Extending Single Sign-on to the Cloud
A new challenge arrives when the requirement for cross-domain authentication is introduced "browser SSO" where the user authenticating is no longer in the same domain as the application. A few examples of where this occurs are:
-
User wants to access an enterprise application from their home PC or the coffee shop
-
Enterprise user accesses a SaaS application and wants to sign on with their enterprise credentials
-
Consumer-facing site wants to single sign-on the user to another web asset (either another web application or a 3rd party website)

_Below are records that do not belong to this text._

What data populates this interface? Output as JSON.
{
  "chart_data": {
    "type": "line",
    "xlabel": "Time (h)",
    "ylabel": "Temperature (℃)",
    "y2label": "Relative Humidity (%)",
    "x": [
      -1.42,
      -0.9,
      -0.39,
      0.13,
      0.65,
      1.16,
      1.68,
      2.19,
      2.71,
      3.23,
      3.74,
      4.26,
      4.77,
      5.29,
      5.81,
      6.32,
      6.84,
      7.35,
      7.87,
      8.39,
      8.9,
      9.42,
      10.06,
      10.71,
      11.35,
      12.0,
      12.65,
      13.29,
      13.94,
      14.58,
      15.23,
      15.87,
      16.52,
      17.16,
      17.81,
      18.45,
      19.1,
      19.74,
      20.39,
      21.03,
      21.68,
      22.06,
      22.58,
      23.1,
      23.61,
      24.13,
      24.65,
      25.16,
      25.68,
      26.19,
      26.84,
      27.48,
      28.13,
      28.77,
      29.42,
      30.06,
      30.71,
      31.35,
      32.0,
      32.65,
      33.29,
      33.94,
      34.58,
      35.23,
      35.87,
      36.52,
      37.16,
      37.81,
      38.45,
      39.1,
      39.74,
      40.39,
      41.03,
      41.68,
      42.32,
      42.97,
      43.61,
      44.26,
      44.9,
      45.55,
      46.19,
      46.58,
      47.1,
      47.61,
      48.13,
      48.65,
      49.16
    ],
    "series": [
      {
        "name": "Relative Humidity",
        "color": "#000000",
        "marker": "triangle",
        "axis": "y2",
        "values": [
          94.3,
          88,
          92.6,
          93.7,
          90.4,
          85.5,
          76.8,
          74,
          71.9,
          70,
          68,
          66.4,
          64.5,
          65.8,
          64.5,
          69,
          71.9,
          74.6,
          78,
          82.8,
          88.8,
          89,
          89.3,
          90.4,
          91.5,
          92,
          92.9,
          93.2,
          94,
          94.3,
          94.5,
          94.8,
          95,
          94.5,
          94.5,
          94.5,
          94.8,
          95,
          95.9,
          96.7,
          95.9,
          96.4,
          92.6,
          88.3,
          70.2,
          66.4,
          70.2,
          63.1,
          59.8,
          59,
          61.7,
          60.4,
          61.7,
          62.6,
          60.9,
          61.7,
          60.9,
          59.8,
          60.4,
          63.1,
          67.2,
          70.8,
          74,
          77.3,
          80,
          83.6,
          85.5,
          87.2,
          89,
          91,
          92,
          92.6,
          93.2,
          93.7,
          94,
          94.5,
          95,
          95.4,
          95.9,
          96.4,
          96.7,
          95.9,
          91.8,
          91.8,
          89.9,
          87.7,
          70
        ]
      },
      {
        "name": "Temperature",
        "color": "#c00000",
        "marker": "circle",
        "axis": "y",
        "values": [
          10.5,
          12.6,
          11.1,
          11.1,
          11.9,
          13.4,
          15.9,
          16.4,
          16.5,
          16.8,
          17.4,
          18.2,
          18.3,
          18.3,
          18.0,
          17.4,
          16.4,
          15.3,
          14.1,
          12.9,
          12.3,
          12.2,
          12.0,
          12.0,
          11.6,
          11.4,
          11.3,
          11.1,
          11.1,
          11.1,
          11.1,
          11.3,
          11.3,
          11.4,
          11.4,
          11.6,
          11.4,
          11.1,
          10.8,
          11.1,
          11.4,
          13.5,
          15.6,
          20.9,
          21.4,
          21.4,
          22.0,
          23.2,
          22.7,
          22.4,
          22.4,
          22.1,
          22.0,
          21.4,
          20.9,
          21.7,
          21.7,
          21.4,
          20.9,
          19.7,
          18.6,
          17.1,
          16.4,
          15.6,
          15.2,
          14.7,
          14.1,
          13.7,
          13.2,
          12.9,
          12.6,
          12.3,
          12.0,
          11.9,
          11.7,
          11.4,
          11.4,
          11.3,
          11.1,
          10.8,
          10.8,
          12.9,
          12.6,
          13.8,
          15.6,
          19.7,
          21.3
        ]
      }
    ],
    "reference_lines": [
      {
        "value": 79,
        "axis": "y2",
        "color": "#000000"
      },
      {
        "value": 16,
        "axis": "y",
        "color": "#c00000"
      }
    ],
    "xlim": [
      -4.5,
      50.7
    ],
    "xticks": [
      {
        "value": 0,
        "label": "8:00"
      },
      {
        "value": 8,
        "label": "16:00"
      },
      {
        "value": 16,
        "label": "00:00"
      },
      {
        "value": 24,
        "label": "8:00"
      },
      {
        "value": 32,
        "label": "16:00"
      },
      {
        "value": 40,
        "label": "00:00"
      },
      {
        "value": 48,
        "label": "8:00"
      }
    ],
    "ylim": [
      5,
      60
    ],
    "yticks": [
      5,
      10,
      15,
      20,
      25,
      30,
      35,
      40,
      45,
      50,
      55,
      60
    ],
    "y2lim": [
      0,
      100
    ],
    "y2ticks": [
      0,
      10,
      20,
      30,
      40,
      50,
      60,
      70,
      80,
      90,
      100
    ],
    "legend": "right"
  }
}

SSO protocols such as Kerberos rely on the user being located inside a trusted environment and being able to contact authoritative authentication servers (i.e. an Active Directory Domain Controller) so how to support single sign-on across multiple applications located in different security domains. Vaulting passwords is clearly not a secure cross-domain solution as there is still a password stored in the third-party application, meaning when the authentication provider disables a user or changes their password, this is not reflected in the third party application.
Federated sign-on provides a portable trust between an authentication provider and a service provider. When a user from an organization requests authentication to a service provider they will be redirected to their home organization for authentication and, if successful, will be redirected back to the application with a token confirming the authentication.
As the user accesses additional applications, the process is repeated. By retaining a session at the authentication provider an organization can achieve SSO across multiple domains and applications.
For web applications, federated single sign-on uses the web browser to allow the user to interact with both the application and the authentication provider to negotiate authentication. As this "browser SSO" process uses the web browser, all communication is between the end-user and the federation partner (ie between the user and the authentication provider or the user and the application provider) this means that there is no communication direct between the authentication provider and the application provider, no firewall rules, no VPN and reduced risk to an enterprise.